L’extraordinaire célébrité d’artistes comme Lucian Freud et Francis Bacon aura sans doute occulté la grande diversité de l’importante production picturale de nos amis anglais au cours du vingtième siècle. Certes beaucoup des images que j’en ai collectés relèvent par leur côté volontiers narratif d’une esthétique les rapprochant pour certaines de celle de la bande dessinée, pour d’autres, du film noir des années 50 ou 60. Mais je ne puis m’empêcher comme j’ai dit de les trouver poétiques. Chose que je vérifie chaque matin en promenant mon chien aux pieds des remparts de ma ville. La mémoire que je garde de ces images renouvelle en effet désormais le paysage routinier que jusqu’ici je parcourais pensant souvent à d’autres choses. Les lumières m’apparaissent plus profondes et vives et chaque détail maintenant aperçu fait naître en moi une atmosphère. Boulogne-sur-Mer dont j’avais autour de ses remparts, avec son beffroi, sa cathédrale, dégagé pour moi le petit côté siennois ou florentin, redevient avec ses rues, ses maisons inégalement éclairées, sa brique luisante et le fond pluvieux de son air, une ville du Nord. Quasi du nord de l’Angleterre. Une ville où l’enfant que j’ai été joue toujours à courir dans des rues populeuses avant de s’arrêter à la vitrine d’un commerce de charbon dans laquelle tourne pour Noël, parmi quelques minces lumières qui clignotent un fuligineux train électrique.

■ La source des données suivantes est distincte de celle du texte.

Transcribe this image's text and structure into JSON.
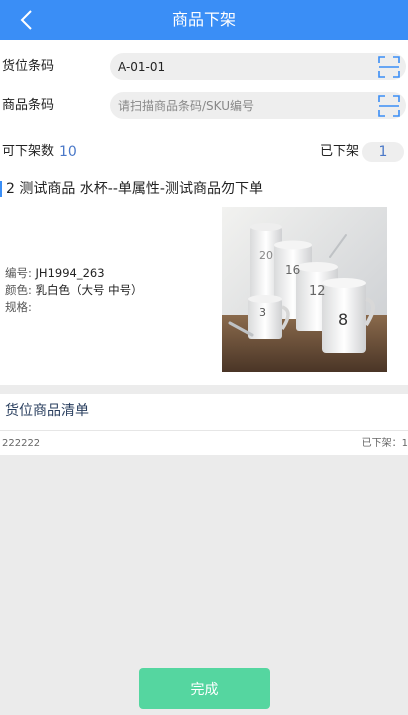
{
  "header": {
    "title": "商品下架",
    "back_icon": "chevron-left-icon"
  },
  "form": {
    "location_barcode": {
      "label": "货位条码",
      "value": "A-01-01"
    },
    "product_barcode": {
      "label": "商品条码",
      "value": "",
      "placeholder": "请扫描商品条码/SKU编号"
    },
    "scan_icon": "scan-icon"
  },
  "counts": {
    "available_label": "可下架数",
    "available_value": "10",
    "removed_label": "已下架",
    "removed_value": "1"
  },
  "product": {
    "title": "2 测试商品 水杯--单属性-测试商品勿下单",
    "code_label": "编号:",
    "code_value": "JH1994_263",
    "color_label": "颜色:",
    "color_value": "乳白色（大号 中号）",
    "spec_label": "规格:",
    "spec_value": "",
    "image_alt": "mugs"
  },
  "list": {
    "header": "货位商品清单",
    "rows": [
      {
        "code": "222222",
        "status": "已下架：1"
      }
    ]
  },
  "footer": {
    "finish_label": "完成"
  },
  "colors": {
    "primary": "#3a8ef6",
    "accent": "#55d6a0",
    "number": "#4a78c8"
  }
}
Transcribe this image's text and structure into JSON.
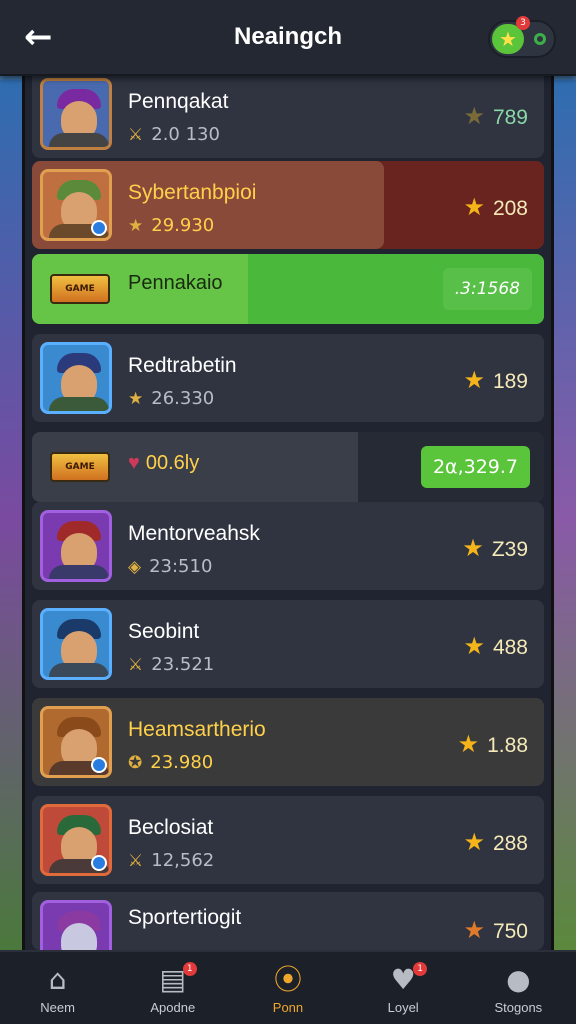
{
  "header": {
    "title": "Neaingch",
    "back_icon": "arrow-left-icon",
    "toggle_badge": "3"
  },
  "rows": [
    {
      "name": "Pennqakat",
      "sub": "2.0 130",
      "score": "789",
      "hat": "#7a2aa0",
      "border": "#c08040"
    },
    {
      "name": "Sybertanbpioi",
      "sub": "29.930",
      "score": "208",
      "hat": "#5a8a3a",
      "border": "#e0a050"
    },
    {
      "name": "Redtrabetin",
      "sub": "26.330",
      "score": "189",
      "hat": "#2a3a7a",
      "border": "#5ab0ff"
    },
    {
      "name": "Mentorveahsk",
      "sub": "23:510",
      "score": "Z39",
      "hat": "#a02a2a",
      "border": "#a060e0"
    },
    {
      "name": "Seobint",
      "sub": "23.521",
      "score": "488",
      "hat": "#1a3a6a",
      "border": "#5ab0ff"
    },
    {
      "name": "Heamsartherio",
      "sub": "23.980",
      "score": "1.88",
      "hat": "#8a4a1a",
      "border": "#e0a050"
    },
    {
      "name": "Beclosiat",
      "sub": "12,562",
      "score": "288",
      "hat": "#2a6a3a",
      "border": "#e06a3a"
    },
    {
      "name": "Sportertiogit",
      "sub": "",
      "score": "750",
      "hat": "#8a3aa0",
      "border": "#a060e0"
    }
  ],
  "bars": [
    {
      "text": "Pennakaio",
      "value": ".3:1568",
      "logo": "GAME"
    },
    {
      "text": "00.6ly",
      "value": "2α,329.7",
      "logo": "GAME"
    }
  ],
  "nav": [
    {
      "label": "Neem",
      "icon": "⌂",
      "name": "home-icon"
    },
    {
      "label": "Apodne",
      "icon": "▤",
      "name": "inbox-icon",
      "badge": "1"
    },
    {
      "label": "Ponn",
      "icon": "⦿",
      "name": "search-icon",
      "active": true
    },
    {
      "label": "Loyel",
      "icon": "♥",
      "name": "shield-icon",
      "badge": "1"
    },
    {
      "label": "Stogons",
      "icon": "●",
      "name": "profile-icon"
    }
  ]
}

Ces images je me suis décidé à les partager ici un peu à la manière d’un calendrier de l’Avent, à raison durant ces deux ou trois semaines à venir, d’un montage par jour. Ce sera, j’espère, l’occasion pour les fidèles de ce blog qui s’apprête à franchir – ce sera sans doute au cours de 2026 – le cap d’un million de vues depuis sa création, de faire quelques intéressantes découvertes. De célébrer l’esprit de Noël lié depuis toujours pour moi aux charmes de l’image et des livres illustrés.
NOTE :
Le montage d’aujourd’hui montre quelques images de l’œuvre de Jack Clarkson (1906-1986) peintre et sculpteur beaucoup moins connu que L.S. Lowry mais qui s’inspira largement des mêmes paysages urbains que son contemporain. Le montage que j’ai réalisé montre ainsi diverses vues de ce qu’on appelle The Pottery, ancienne vallée minière et charbonnière, autour de l’actuelle ville de Stoke-on-Trent, où se sont installées au fil des siècles de nombreuses manufactures ou usines de céramique et de porcelaine. Parcourue de canaux nécessaires aux échanges de matières indispensables à la production, cette région ouvrière est marquée par ces pittoresques « bottle-kilns », anciens fours à cuisson au charbon que le Clean Air Act de 1968 a fait progressivement disparaitre du paysage.
[1] Je n’ignore pas bien sûr que la peinture est d’abord peinture et que l’image au sens courant du terme, ne lui est, comme le montre l’existence même de la peinture dîte abstraite, pas vraiment essentielle. Toutefois les représentations qu’elle invente des choses parmi lesquelles nous évoluons ne sont pas sans jouer un rôle puissant dans la façon dont nous apprenons jour après jour à les appréhender. À leur conférer une présence.